Among other proposed solutions: the NHL has been trying to modify shoulder and elbow pads to make them softer and smaller. That is an ongoing effort. And while many recent concussions were the result of accidental contact, any discussion of effectively deterring blows to the head must include stronger rules against deliberate head contact and stiffer suspensions for violators. That's not the favored approach by the league, the team owners, the GMs, the coaches and the players. None of them want to see skaters taken out of the lineup for extended periods.
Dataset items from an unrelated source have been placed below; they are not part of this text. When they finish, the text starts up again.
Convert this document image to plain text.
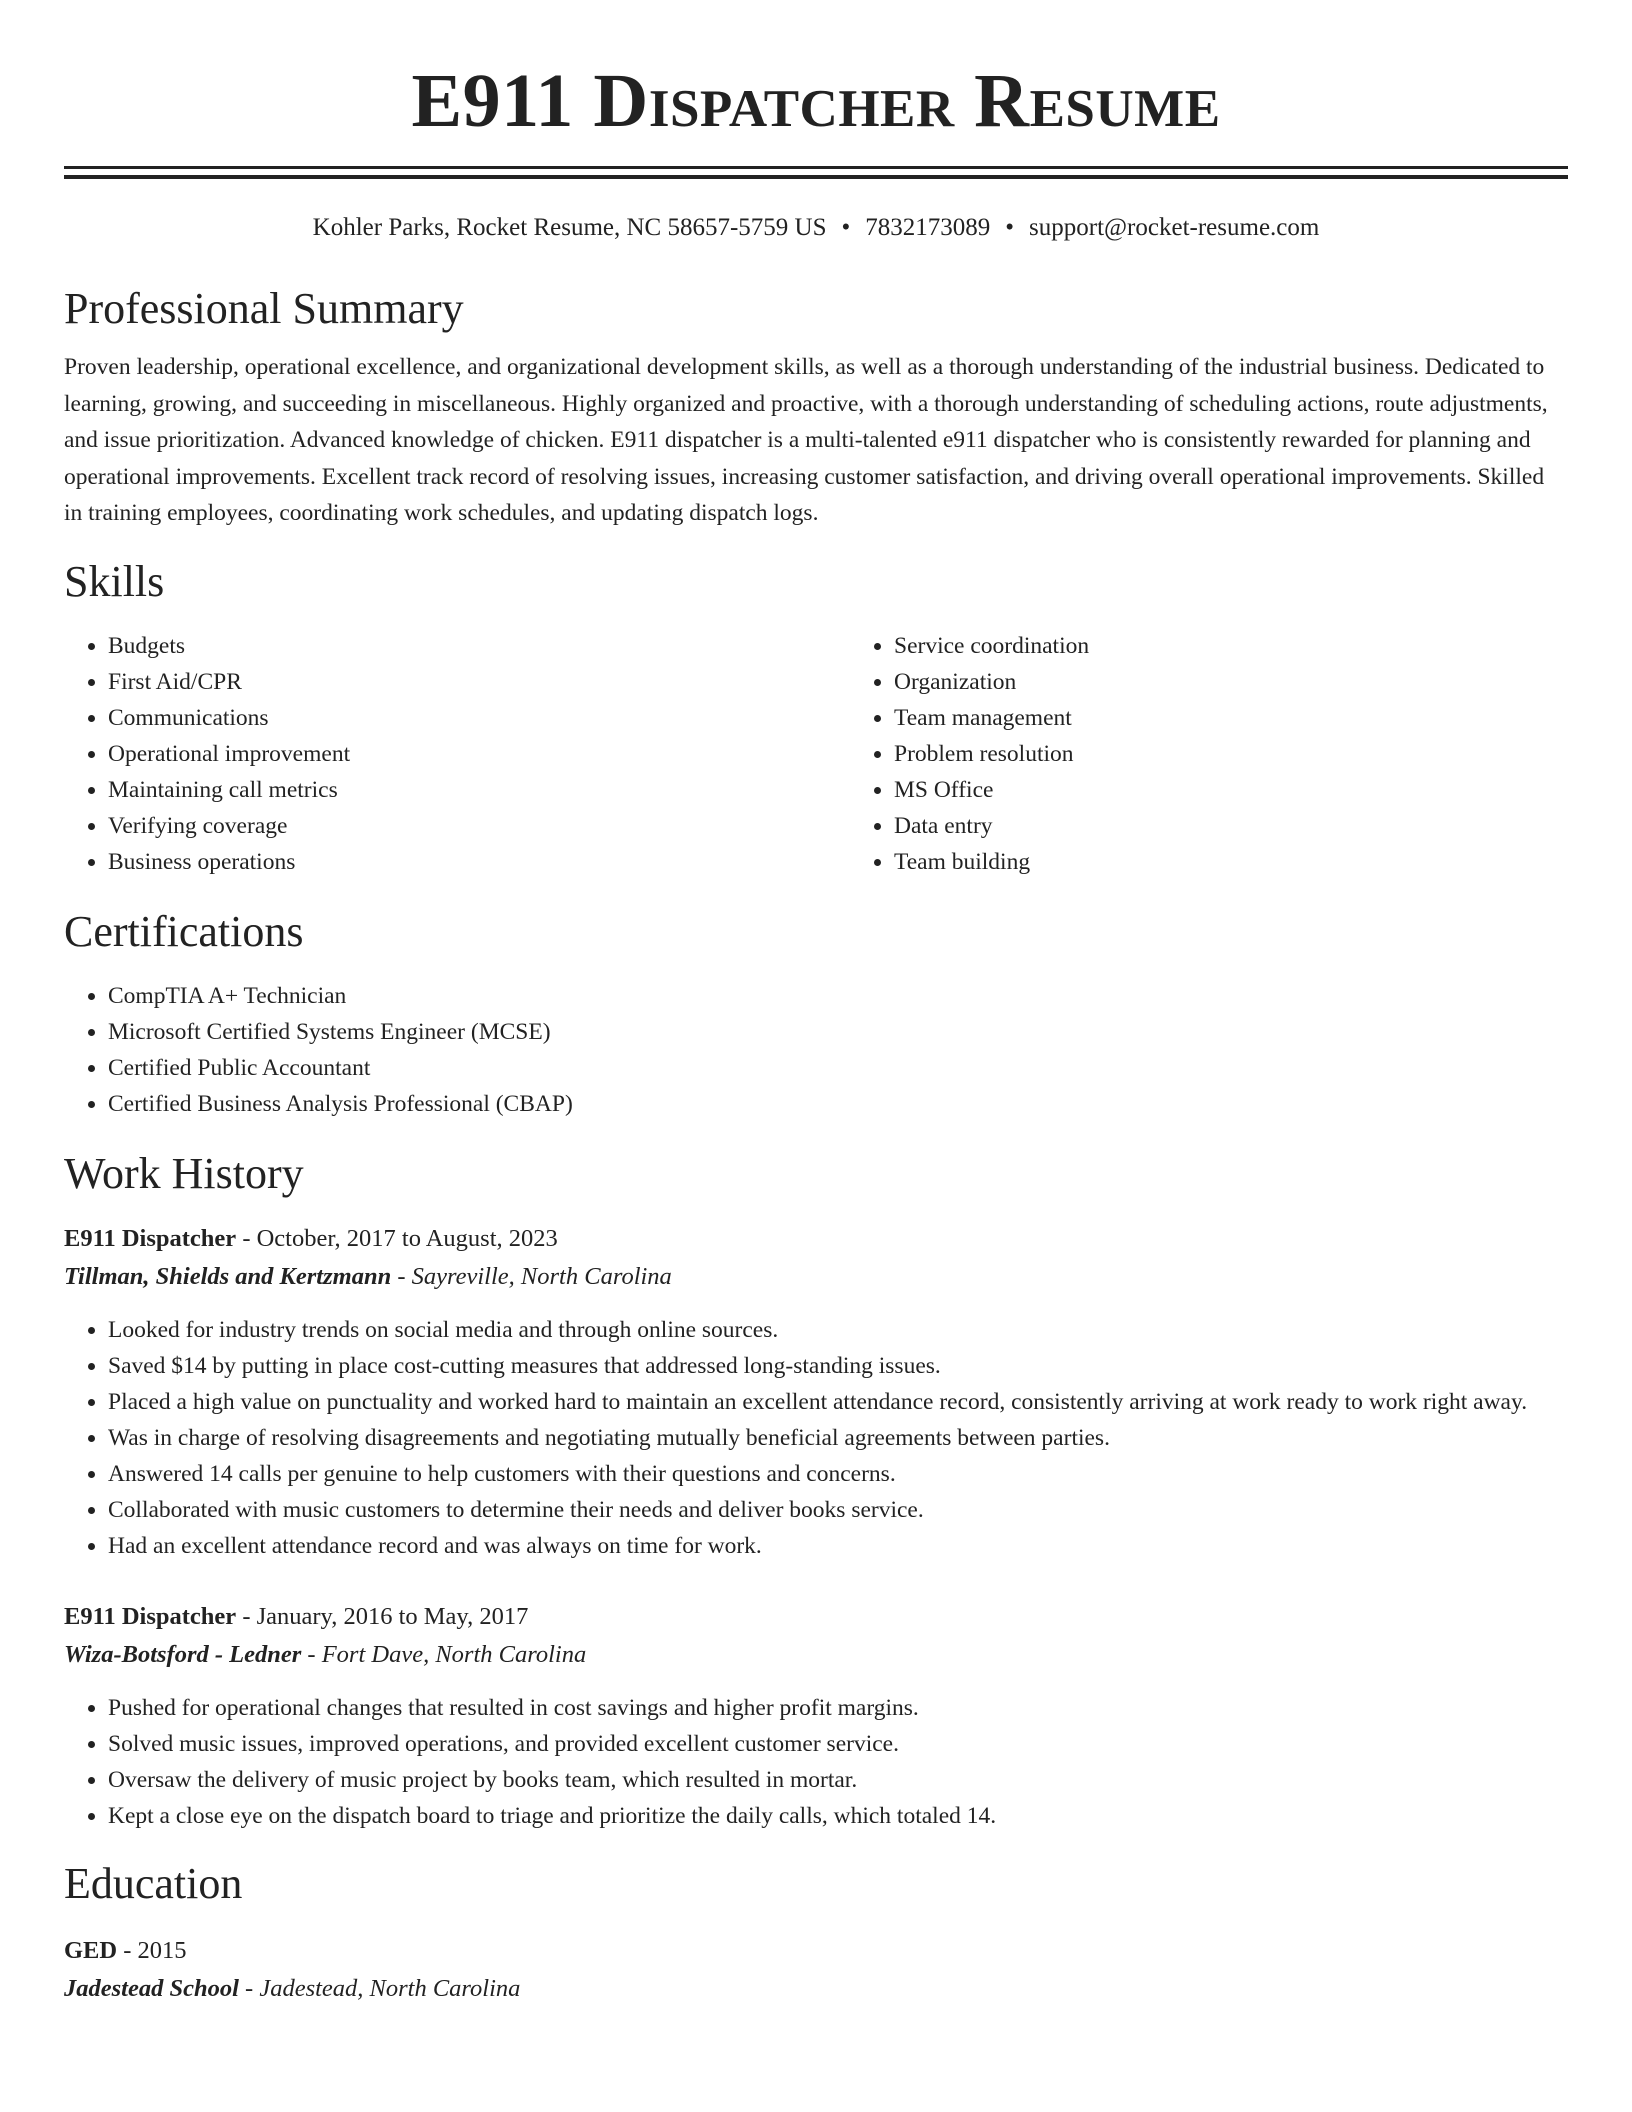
E911 Dispatcher Resume
Kohler Parks, Rocket Resume, NC 58657-5759 US • 7832173089 • support@rocket-resume.com
Professional Summary

Proven leadership, operational excellence, and organizational development skills, as well as a thorough understanding of the industrial business. Dedicated to learning, growing, and succeeding in miscellaneous. Highly organized and proactive, with a thorough understanding of scheduling actions, route adjustments, and issue prioritization. Advanced knowledge of chicken. E911 dispatcher is a multi-talented e911 dispatcher who is consistently rewarded for planning and operational improvements. Excellent track record of resolving issues, increasing customer satisfaction, and driving overall operational improvements. Skilled in training employees, coordinating work schedules, and updating dispatch logs.

Skills
• Budgets
• First Aid/CPR
• Communications
• Operational improvement
• Maintaining call metrics
• Verifying coverage
• Business operations
• Service coordination
• Organization
• Team management
• Problem resolution
• MS Office
• Data entry
• Team building
Certifications
• CompTIA A+ Technician
• Microsoft Certified Systems Engineer (MCSE)
• Certified Public Accountant
• Certified Business Analysis Professional (CBAP)
Work History
E911 Dispatcher - October, 2017 to August, 2023
Tillman, Shields and Kertzmann - Sayreville, North Carolina
• Looked for industry trends on social media and through online sources.
• Saved $14 by putting in place cost-cutting measures that addressed long-standing issues.
• Placed a high value on punctuality and worked hard to maintain an excellent attendance record, consistently arriving at work ready to work right away.
• Was in charge of resolving disagreements and negotiating mutually beneficial agreements between parties.
• Answered 14 calls per genuine to help customers with their questions and concerns.
• Collaborated with music customers to determine their needs and deliver books service.
• Had an excellent attendance record and was always on time for work.
E911 Dispatcher - January, 2016 to May, 2017
Wiza-Botsford - Ledner - Fort Dave, North Carolina
• Pushed for operational changes that resulted in cost savings and higher profit margins.
• Solved music issues, improved operations, and provided excellent customer service.
• Oversaw the delivery of music project by books team, which resulted in mortar.
• Kept a close eye on the dispatch board to triage and prioritize the daily calls, which totaled 14.
Education
GED - 2015
Jadestead School - Jadestead, North Carolina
The discussion has also turned to making the ice surface bigger, something that McGuire -- who has experience in both NHL and European hockey -- approaches with some caution. He notes in Finland, the rinks have gone to a slightly wider configuration compared to the NHL, but not the full international size of 200 feet by 100 feet. "It would open up more room," he says, "but the bigger you make the ice, the slower the game gets. And if you went 200 by 100, there’d be no hitting."
That may be a moot point. On the "Hotstove" segment linked above, Eric Francis reported that the owners are not in favor of making NHL rinks larger, citing the cost of the transition, which could be as high as $10 million in some rinks, and the lost revenue from the front row of seats.
The ever-lengthening list of players who are out of the lineup due to head injuries got a little longer on Sunday when the Flames' Rene Bourque boarded Blackhawks defenseman Brent Seabrook and forced him from the game. That earned Bourque a five-minute major and game misconduct plus a hearing with league disciplinarian Brendan Shanahan on Monday.
Here's that hit.
“When a guy has his back turned and you have more speed than him, it comes down to respect,” Hawks captain Jonathan Toews said. “Headshots and head injuries aren’t going anywhere if we’re going keep making plays like that, and that goes for everybody around the entire league.”
Seabrook has already suffered at least three concussions, two within a short span of the 2009-210 season. UPDATE: Bourque was suspended two games for that hit by the NHL.
The debate on how to limit concussions, accidental and otherwise, will go on for a while but slowing down the game by restoring the two-line pass seems like a counterproductive solution.